School exclusion rates have risen back to pre-pandemic levels, figures suggest, with the number of suspensions soaring again from last year’s record-breaking numbers.
The Department for Education has today published exclusion and suspension statistics for the 2022-23 autumn term.
Full year statistics are not published until later in the year. But the data shows a continued rise in both areas compared to the same term before Covid.
Exclusion rate returns to pre-Covid levels
There were 3,100 permanent exclusions in last year’s autumn term – a rate of 0.04, which is equivalent to four per every 10,000 pupils – the same as the pre-pandemic 2019-20 autumn term.
Eighty-six per cent of permanent exclusions were in secondary schools, which had an exclusion rate of 0.07 – slightly below the pre-pandemic 0.08.
Exclusions are way up from the autumn term in 2021-22, however exclusions fell heavily during Covid and have been slowly increasing since.
A Schools Week investigation in September found excluded children in a third of areas were stuck on waiting lists for specialist provision as exclusions appeared to be rising faster than councils could keep up with.
Full exclusion data for last year from a snapshot of 22 councils that responded to our freedom of information request showed they were 50 per cent higher than in 2018-19.
The DfE will not publish the full-year figures for last year until July.
Persistent disruptive behaviour was the main reason for exclusions (making up 49 per cent) followed by physical assault against a pupil (23 per cent).
… and record-high suspensions keep rising
There were 247,400 suspensions in the autumn term last year (a rate of 2.96), up from the 178,400 (2.17) in pre-pandemic 2019.

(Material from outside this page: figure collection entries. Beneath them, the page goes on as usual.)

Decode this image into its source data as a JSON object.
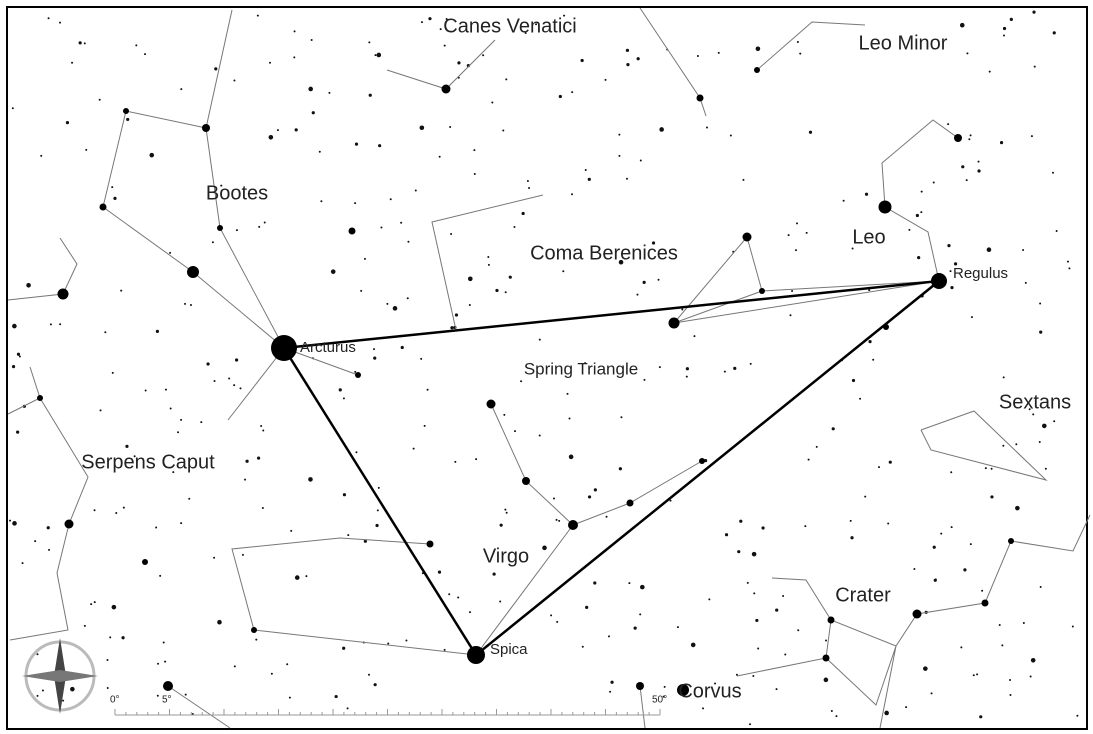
{
  "constellations": [
    "Canes Venatici",
    "Leo Minor",
    "Bootes",
    "Coma Berenices",
    "Leo",
    "Spring Triangle",
    "Sextans",
    "Serpens Caput",
    "Virgo",
    "Crater",
    "Corvus"
  ],
  "stars": [
    "Arcturus",
    "Regulus",
    "Spica"
  ],
  "scale": [
    "0°",
    "5°",
    "50°"
  ]
}
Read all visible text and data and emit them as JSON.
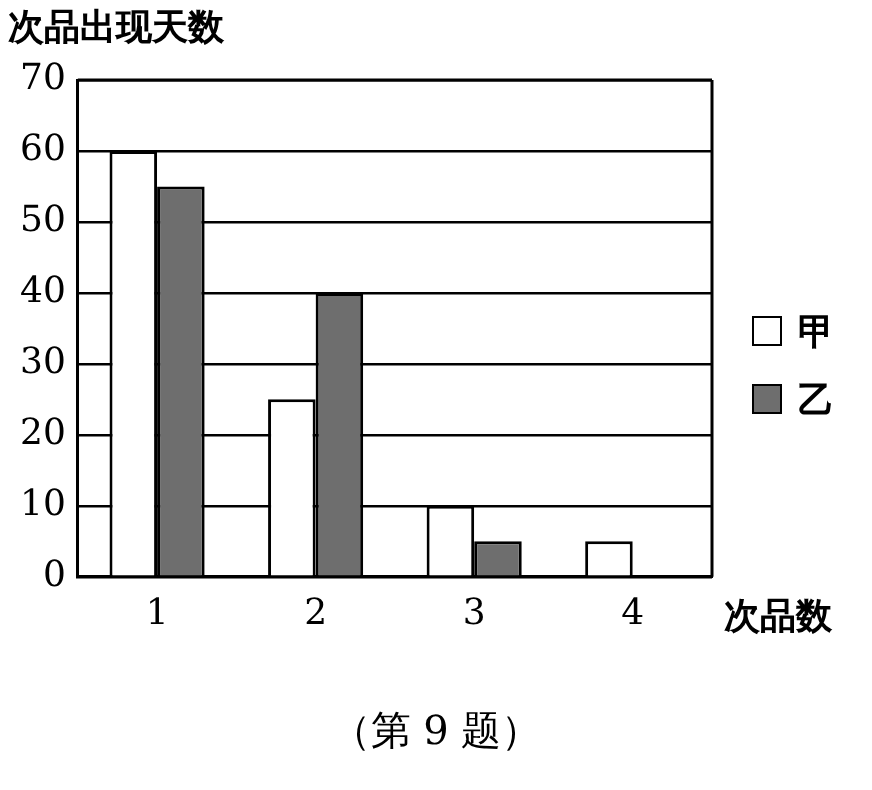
{
  "chart_data": {
    "type": "bar",
    "ylabel": "次品出现天数",
    "xlabel": "次品数",
    "annotations": [
      "（第 9 题）"
    ],
    "categories": [
      "1",
      "2",
      "3",
      "4"
    ],
    "series": [
      {
        "name": "甲",
        "color": "#ffffff",
        "values": [
          60,
          25,
          10,
          5
        ]
      },
      {
        "name": "乙",
        "color": "#6e6e6e",
        "values": [
          55,
          40,
          5,
          0
        ]
      }
    ],
    "ylim": [
      0,
      70
    ],
    "yticks": [
      0,
      10,
      20,
      30,
      40,
      50,
      60,
      70
    ],
    "grid": "y",
    "legend": "right"
  }
}
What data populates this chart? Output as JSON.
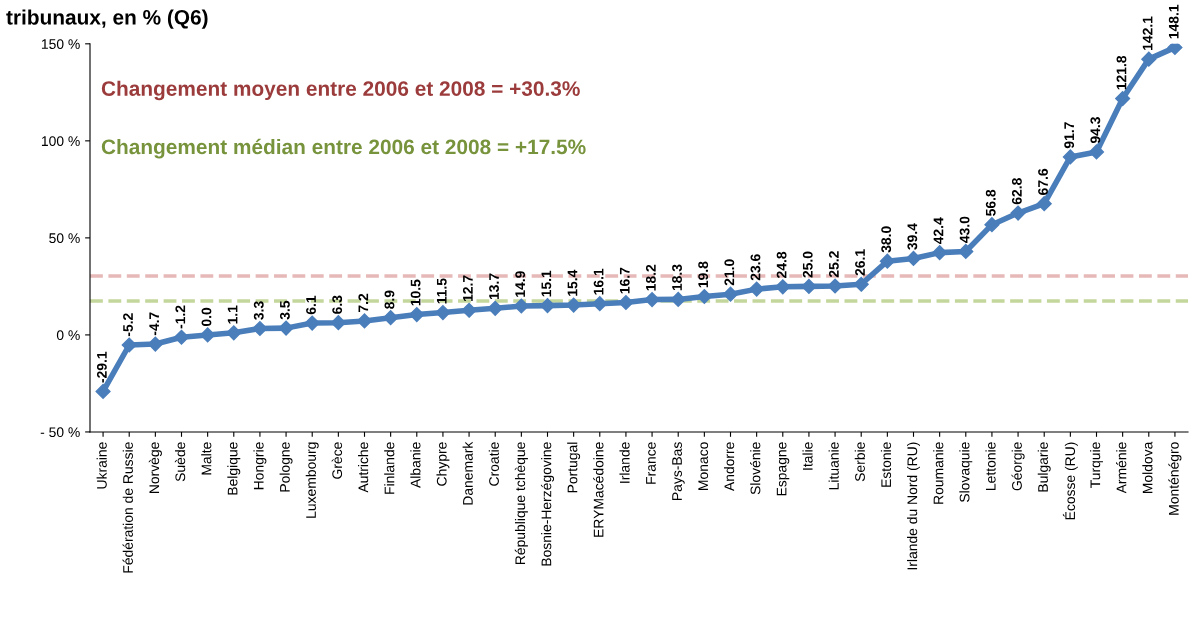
{
  "chart_data": {
    "type": "line",
    "title": "tribunaux, en % (Q6)",
    "categories": [
      "Ukraine",
      "Fédération de Russie",
      "Norvège",
      "Suède",
      "Malte",
      "Belgique",
      "Hongrie",
      "Pologne",
      "Luxembourg",
      "Grèce",
      "Autriche",
      "Finlande",
      "Albanie",
      "Chypre",
      "Danemark",
      "Croatie",
      "République tchèque",
      "Bosnie-Herzégovine",
      "Portugal",
      "ERYMacédoine",
      "Irlande",
      "France",
      "Pays-Bas",
      "Monaco",
      "Andorre",
      "Slovénie",
      "Espagne",
      "Italie",
      "Lituanie",
      "Serbie",
      "Estonie",
      "Irlande du Nord (RU)",
      "Roumanie",
      "Slovaquie",
      "Lettonie",
      "Géorgie",
      "Bulgarie",
      "Écosse (RU)",
      "Turquie",
      "Arménie",
      "Moldova",
      "Monténégro"
    ],
    "series": [
      {
        "color": "#4a7ebb",
        "values": [
          -29.1,
          -5.2,
          -4.7,
          -1.2,
          0.0,
          1.1,
          3.3,
          3.5,
          6.1,
          6.3,
          7.2,
          8.9,
          10.5,
          11.5,
          12.7,
          13.7,
          14.9,
          15.1,
          15.4,
          16.1,
          16.7,
          18.2,
          18.3,
          19.8,
          21.0,
          23.6,
          24.8,
          25.0,
          25.2,
          26.1,
          38.0,
          39.4,
          42.4,
          43.0,
          56.8,
          62.8,
          67.6,
          91.7,
          94.3,
          121.8,
          142.1,
          148.1
        ]
      }
    ],
    "value_labels": [
      "-29.1",
      "-5.2",
      "-4.7",
      "-1.2",
      "0.0",
      "1.1",
      "3.3",
      "3.5",
      "6.1",
      "6.3",
      "7.2",
      "8.9",
      "10.5",
      "11.5",
      "12.7",
      "13.7",
      "14.9",
      "15.1",
      "15.4",
      "16.1",
      "16.7",
      "18.2",
      "18.3",
      "19.8",
      "21.0",
      "23.6",
      "24.8",
      "25.0",
      "25.2",
      "26.1",
      "38.0",
      "39.4",
      "42.4",
      "43.0",
      "56.8",
      "62.8",
      "67.6",
      "91.7",
      "94.3",
      "121.8",
      "142.1",
      "148.1"
    ],
    "ylim": [
      -50,
      150
    ],
    "yticks": [
      {
        "value": -50,
        "label": "- 50 %"
      },
      {
        "value": 0,
        "label": "0 %"
      },
      {
        "value": 50,
        "label": "50 %"
      },
      {
        "value": 100,
        "label": "100 %"
      },
      {
        "value": 150,
        "label": "150 %"
      }
    ],
    "ref_lines": [
      {
        "axis": "y",
        "value": 30.3,
        "color": "#e6b9b8",
        "line_style": "dashed"
      },
      {
        "axis": "y",
        "value": 17.5,
        "color": "#c3d69b",
        "line_style": "dashed"
      }
    ],
    "annotations": [
      "Changement moyen entre 2006 et 2008 = +30.3%",
      "Changement médian entre 2006 et 2008 = +17.5%"
    ],
    "marker": "diamond",
    "line_style": "solid",
    "grid": false,
    "legend": false
  }
}
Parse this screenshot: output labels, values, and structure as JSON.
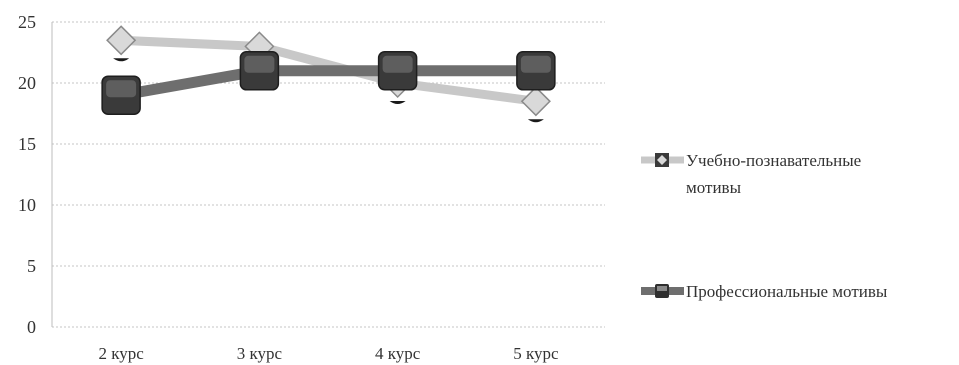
{
  "chart_data": {
    "type": "line",
    "title": "",
    "xlabel": "",
    "ylabel": "",
    "categories": [
      "2 курс",
      "3 курс",
      "4 курс",
      "5 курс"
    ],
    "ylim": [
      0,
      25
    ],
    "yticks": [
      0,
      5,
      10,
      15,
      20,
      25
    ],
    "grid": "horizontal dotted",
    "legend_position": "right",
    "series": [
      {
        "name": "Учебно-познавательные мотивы",
        "name_lines": [
          "Учебно-познавательные",
          "мотивы"
        ],
        "values": [
          23.5,
          23,
          20,
          18.5
        ],
        "color": "#c8c8c8",
        "marker": "diamond"
      },
      {
        "name": "Профессиональные мотивы",
        "name_lines": [
          "Профессиональные мотивы"
        ],
        "values": [
          19,
          21,
          21,
          21
        ],
        "color": "#6e6e6e",
        "marker": "square"
      }
    ]
  }
}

Suspensions are typically higher in the autumn term than in spring and summer, but this amounts to a 39 per cent increase.
Prior to the pandemic, suspension rates had been increasing gradually.
The suspension rate in the autumn term last year for secondary schools was 5.9 – which equates to one in 17 pupils – compared to 4.19 in the autumn term of 2019-20. But the rate in primary schools over the same period has fallen.
Almost half of suspensions were for one day or less. As with exclusions, persistent disruptive behaviour was the most common reason (55 per cent), followed by verbal abuse or threatening behaviour against an adult (20 per cent).
North east has most kids excluded
Both the highest suspension and permanent exclusions rates are in the north east (at 4.65 and 0.06 respectively).
The lowest suspension rate was in outer London (1.47) and the lowest permanent exclusion rate was in inner London (0.01).
The suspension rate for free school meal pupils was more than four times that for their peers.